TheOrgBook HL-Indy Wallet Requirements
In the self-sovereign identity (SSI) world, the wallet is the go to term for the digital equivalent to the physical place you keep your primary pieces of identity - your drivers licence, credit cards, etc. The data held in the wallet depends somewhat on the role of the identity in a self-sovereign ecosystem - a claims issuer, holder (aka prover) or verifier (aka inspector). Of course, any particular identity might take on multiple roles and so have any and all types of SSI data. We expect that for most “typical” use cases for wallets, the major implementations will be provided by 3rd parties in the market. For example, there are software vendors working on mobile wallets targeting consumers, whose primary role is as a holder of claims about themselves (they are the subject of the claims). As well, we understand software vendors are also working on “Enterprise Agents” - applications that have wallets for the purpose of primarily operating as either or (more commonly, we think) both claims issuers and claim verifiers.

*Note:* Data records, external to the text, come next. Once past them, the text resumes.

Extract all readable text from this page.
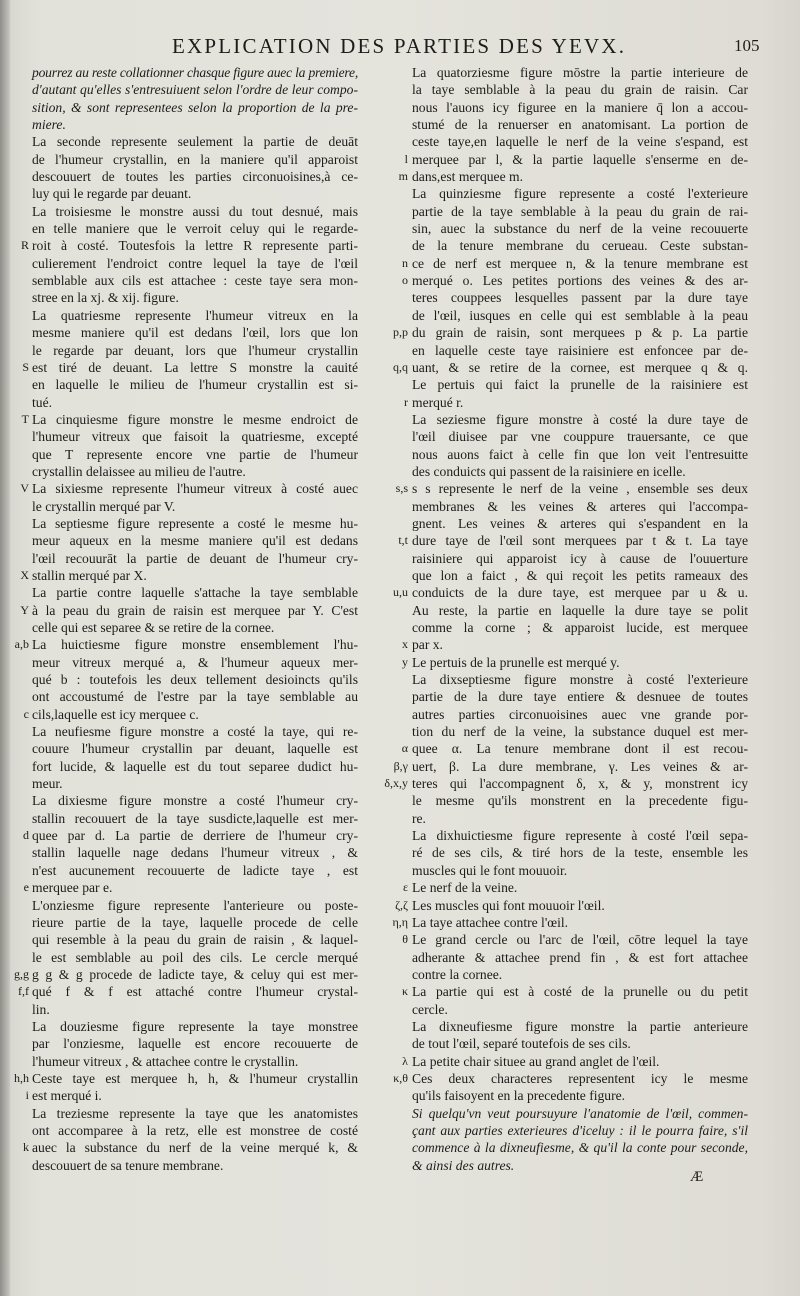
EXPLICATION DES PARTIES DES YEVX.	105
pourrez au reste collationner chasque figure auec la premiere,
d'autant qu'elles s'entresuiuent selon l'ordre de leur compo-
sition, & sont representees selon la proportion de la pre-
miere.
La seconde represente seulement la partie de deuāt
de l'humeur crystallin, en la maniere qu'il apparoist
descouuert de toutes les parties circonuoisines,à ce-
luy qui le regarde par deuant.
La troisiesme le monstre aussi du tout desnué, mais
en telle maniere que le verroit celuy qui le regarde-
roit à costé. Toutesfois la lettre R represente parti-
R
culierement l'endroict contre lequel la taye de l'œil
semblable aux cils est attachee : ceste taye sera mon-
stree en la xj. & xij. figure.
La quatriesme represente l'humeur vitreux en la
mesme maniere qu'il est dedans l'œil, lors que lon
le regarde par deuant, lors que l'humeur crystallin
est tiré de deuant. La lettre S monstre la cauité
S
en laquelle le milieu de l'humeur crystallin est si-
tué.
La cinquiesme figure monstre le mesme endroict de
T
l'humeur vitreux que faisoit la quatriesme, excepté
que T represente encore vne partie de l'humeur
crystallin delaissee au milieu de l'autre.
La sixiesme represente l'humeur vitreux à costé auec
V
le crystallin merqué par V.
La septiesme figure represente a costé le mesme hu-
meur aqueux en la mesme maniere qu'il est dedans
l'œil recouurāt la partie de deuant de l'humeur cry-
stallin merqué par X.
X
La partie contre laquelle s'attache la taye semblable
à la peau du grain de raisin est merquee par Y. C'est
Y
celle qui est separee & se retire de la cornee.
La huictiesme figure monstre ensemblement l'hu-
a,b
meur vitreux merqué a, & l'humeur aqueux mer-
qué b : toutefois les deux tellement desioincts qu'ils
ont accoustumé de l'estre par la taye semblable au
cils,laquelle est icy merquee c.
c
La neufiesme figure monstre a costé la taye, qui re-
couure l'humeur crystallin par deuant, laquelle est
fort lucide, & laquelle est du tout separee dudict hu-
meur.
La dixiesme figure monstre a costé l'humeur cry-
stallin recouuert de la taye susdicte,laquelle est mer-
quee par d. La partie de derriere de l'humeur cry-
d
stallin laquelle nage dedans l'humeur vitreux , &
n'est aucunement recouuerte de ladicte taye , est
merquee par e.
e
L'onziesme figure represente l'anterieure ou poste-
rieure partie de la taye, laquelle procede de celle
qui resemble à la peau du grain de raisin , & laquel-
le est semblable au poil des cils. Le cercle merqué
g g & g procede de ladicte taye, & celuy qui est mer-
g,g
qué f & f est attaché contre l'humeur crystal-
f,f
lin.
La douziesme figure represente la taye monstree
par l'onziesme, laquelle est encore recouuerte de
l'humeur vitreux , & attachee contre le crystallin.
Ceste taye est merquee h, h, & l'humeur crystallin
h,h
est merqué i.
i
La treziesme represente la taye que les anatomistes
ont accomparee à la retz, elle est monstree de costé
auec la substance du nerf de la veine merqué k, &
k
descouuert de sa tenure membrane.
La quatorziesme figure mōstre la partie interieure de
la taye semblable à la peau du grain de raisin. Car
nous l'auons icy figuree en la maniere q̄ lon a accou-
stumé de la renuerser en anatomisant. La portion de
ceste taye,en laquelle le nerf de la veine s'espand, est
merquee par l, & la partie laquelle s'enserme en de-
l
dans,est merquee m.
m
La quinziesme figure represente a costé l'exterieure
partie de la taye semblable à la peau du grain de rai-
sin, auec la substance du nerf de la veine recouuerte
de la tenure membrane du cerueau. Ceste substan-
ce de nerf est merquee n, & la tenure membrane est
n
merqué o. Les petites portions des veines & des ar-
o
teres couppees lesquelles passent par la dure taye
de l'œil, iusques en celle qui est semblable à la peau
du grain de raisin, sont merquees p & p. La partie
p,p
en laquelle ceste taye raisiniere est enfoncee par de-
uant, & se retire de la cornee, est merquee q & q.
q,q
Le pertuis qui faict la prunelle de la raisiniere est
merqué r.
r
La seziesme figure monstre à costé la dure taye de
l'œil diuisee par vne couppure trauersante, ce que
nous auons faict à celle fin que lon veit l'entresuitte
des conduicts qui passent de la raisiniere en icelle.
s s represente le nerf de la veine , ensemble ses deux
s,s
membranes & les veines & arteres qui l'accompa-
gnent. Les veines & arteres qui s'espandent en la
dure taye de l'œil sont merquees par t & t. La taye
t,t
raisiniere qui apparoist icy à cause de l'ouuerture
que lon a faict , & qui reçoit les petits rameaux des
conduicts de la dure taye, est merquee par u & u.
u,u
Au reste, la partie en laquelle la dure taye se polit
comme la corne ; & apparoist lucide, est merquee
par x.
x
Le pertuis de la prunelle est merqué y.
y
La dixseptiesme figure monstre à costé l'exterieure
partie de la dure taye entiere & desnuee de toutes
autres parties circonuoisines auec vne grande por-
tion du nerf de la veine, la substance duquel est mer-
quee α. La tenure membrane dont il est recou-
α
uert, β. La dure membrane, γ. Les veines & ar-
β,γ
teres qui l'accompagnent δ, x, & y, monstrent icy
δ,x,y
le mesme qu'ils monstrent en la precedente figu-
re.
La dixhuictiesme figure represente à costé l'œil sepa-
ré de ses cils, & tiré hors de la teste, ensemble les
muscles qui le font mouuoir.
Le nerf de la veine.
ε
Les muscles qui font mouuoir l'œil.
ζ,ζ
La taye attachee contre l'œil.
η,η
Le grand cercle ou l'arc de l'œil, cōtre lequel la taye
θ
adherante & attachee prend fin , & est fort attachee
contre la cornee.
La partie qui est à costé de la prunelle ou du petit
κ
cercle.
La dixneufiesme figure monstre la partie anterieure
de tout l'œil, separé toutefois de ses cils.
La petite chair situee au grand anglet de l'œil.
λ
Ces deux characteres representent icy le mesme
κ,θ
qu'ils faisoyent en la precedente figure.
Si quelqu'vn veut poursuyure l'anatomie de l'œil, commen-
çant aux parties exterieures d'iceluy : il le pourra faire, s'il
commence à la dixneufiesme, & qu'il la conte pour seconde,
& ainsi des autres.
Æ
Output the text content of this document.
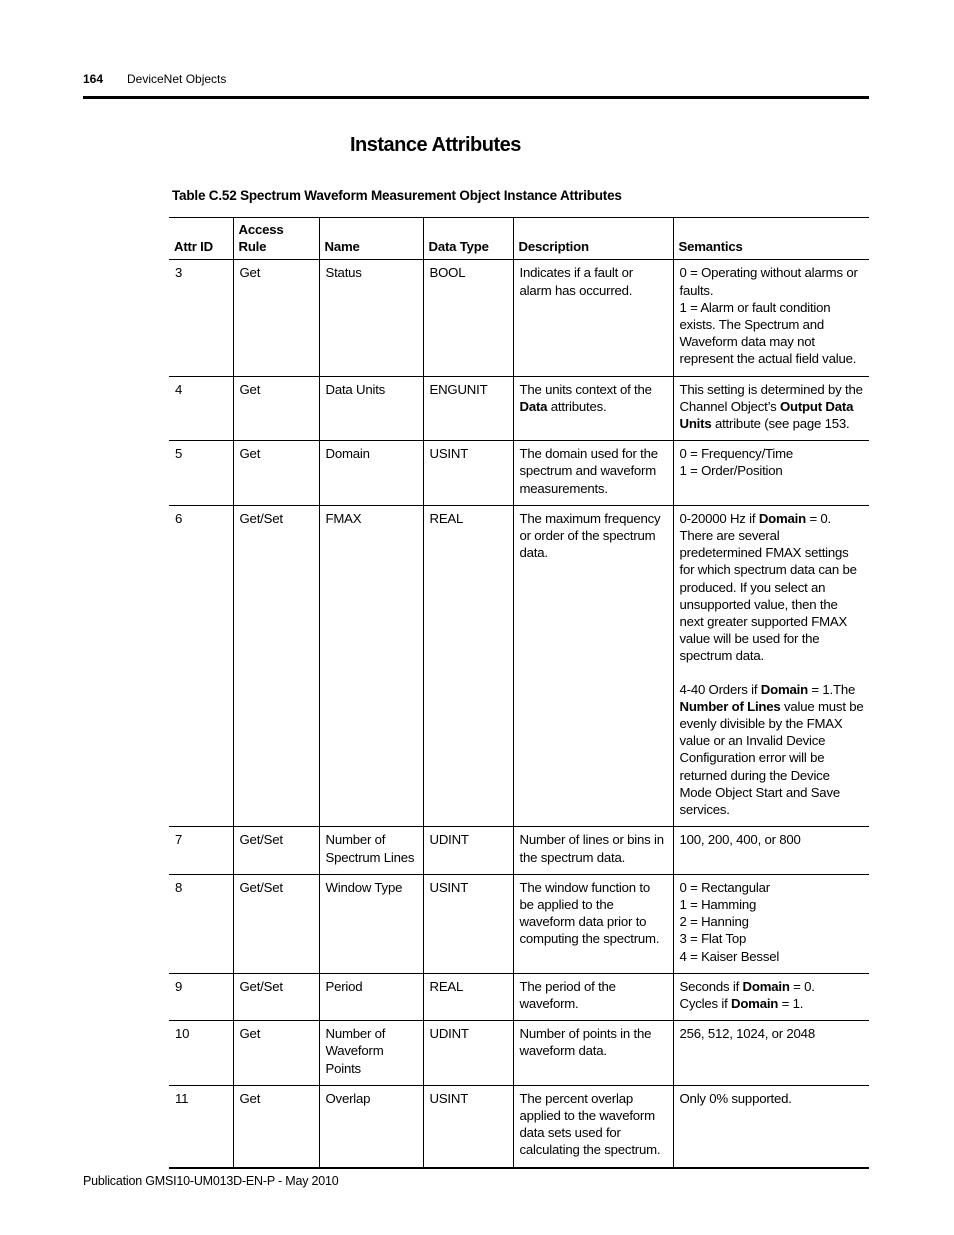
164 DeviceNet Objects
Instance Attributes
Table C.52 Spectrum Waveform Measurement Object Instance Attributes
Attr ID	Access Rule	Name	Data Type	Description	Semantics
3	Get	Status	BOOL	Indicates if a fault or alarm has occurred.	0 = Operating without alarms or faults.
1 = Alarm or fault condition exists. The Spectrum and Waveform data may not represent the actual field value.

4	Get	Data Units	ENGUNIT	The units context of the Data attributes.	This setting is determined by the Channel Object’s Output Data Units attribute (see page 153.

5	Get	Domain	USINT	The domain used for the spectrum and waveform measurements.	0 = Frequency/Time
1 = Order/Position

6	Get/Set	FMAX	REAL	The maximum frequency or order of the spectrum data.	0-20000 Hz if Domain = 0. There are several predetermined FMAX settings for which spectrum data can be produced. If you select an unsupported value, then the next greater supported FMAX value will be used for the spectrum data.
4-40 Orders if Domain = 1.The Number of Lines value must be evenly divisible by the FMAX value or an Invalid Device Configuration error will be returned during the Device Mode Object Start and Save services.

7	Get/Set	Number of Spectrum Lines	UDINT	Number of lines or bins in the spectrum data.	100, 200, 400, or 800

8	Get/Set	Window Type	USINT	The window function to be applied to the waveform data prior to computing the spectrum.	0 = Rectangular
1 = Hamming
2 = Hanning
3 = Flat Top
4 = Kaiser Bessel

9	Get/Set	Period	REAL	The period of the waveform.	Seconds if Domain = 0.
Cycles if Domain = 1.

10	Get	Number of Waveform Points	UDINT	Number of points in the waveform data.	256, 512, 1024, or 2048

11	Get	Overlap	USINT	The percent overlap applied to the waveform data sets used for calculating the spectrum.	Only 0% supported.
Publication GMSI10-UM013D-EN-P - May 2010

TheOrgBook is somewhat different from both of those “typical” models. It is primarily a claims holder, but quite a different one from a consumer-type claims holder. Notably, it will hold Enterprise-level data volumes, and the claims that it holds are about many subjects (organizational entities) - not about itself. As such the requirements of its wallet are quite different from those of a typical consumer wallet.
A claims holder wallet (consumer or TheOrgBook) would be expected to contain the following:
- DIDs (references to decentralized IDs) that make up the wallet owner’s identity, and context of those DIDs - e.g. for pair-wise DIDs, the connection to which that DID applies.
- The DIDs of your connections (e.g. your banks, stores, government services and so on)
- Verifiable credentials issued to you.
- Cryptographic materials - public and private keys associated with your DIDs, and possibly other materials such as (in the HL-Indy world) your Master Secret for requesting claims (to issuers) and providing proofs (to verifiers)
Note that the private keys may or may not (by implementation) go in the wallet - they may deliberately be kept separate to prevent the theft of a wallet giving the thief access to the use and all the information in the wallet.
While we expect the TheOrgBook wallet to hold those same pieces of data to be used for the operations as a consumer wallet, there are several requirements that are quite different:
- The volume of claims will be much higher than a typical consumer holder wallet - on the order of millions.
- The number of claims associated with specific Schema/Issuers will be much higher than a typical consumer wallet. For example, in loading the full history of the BC Registry set of “Certificate of Incorporation” and related claims (annual reports, name changes, amalgamations, etc), there will be millions claims loaded. In a typical consumer/small business scenario there would likely be 1 or at most a small number of “Certificate of Incorporation” claims.
- Claims are about different subjects, with the unique identifier of the claim’s subject embedded in a field in the claim.
Work To Be Done
Enterprise Level Persistence
TheOrgBook currently uses the default HL-Indy wallet implementation based on an encrypted version of SQL-Lite (SQLCipher). To both handle the volume of claims that TheOrgBook will need to support and to provide more robust database administration handling, we want to update the wallet implementation to use (likely) PostgreSQL for persistence. TheOrgBook runs on the BC Government’s private Red Hat OpenShift Platform as a Service implementation, and for relational databases, PostgreSQL is the preferred choice. Note that if the developers feel that a noSQL solution would be better, we would like go to MongoDB (although Redis is available out of the box with OpenShift).
Getting Claims for Proof Requests
The current HL-Indy wallet interface has a call that given a Proof Request (an array of claim names, each from a possibly different credential associated with one or more schema and/or issuers) returns all of the credentials in the wallet that could satisfy each claim in the Proof Request. Since, as noted above, the wallet of TheOrgBook holds the same claim for (literally) millions of subjects, Proof Requests will return from the default wallet API call millions of credentials - likely causing a significant performance issue. To prevent a performance impact we have proposed that a Proof Request can include an optional filter condition that allows the call to the wallet to filter based on claim values the credentials of interest for a given Proof Request. In case of TheOrgBook, the filter condition will usually simply be the unique identifier of the Organization of interest - the subject of the claim. Our proposal for an update to the HL-Indy Proof Request format to support this functionality can be found in the HL-Indy JIRA system (IS-486).
While we think that change could be used to resolve this issue, we are open to other proposals. In addition, we think (but again, could be wrong) that because of the data volumes in TheOrgBook, the wallet implementation will need to do this credential filtering at as low a level as possible - ideally at the database level - to prevent the manipulation of large volumes of data for each Proof Request.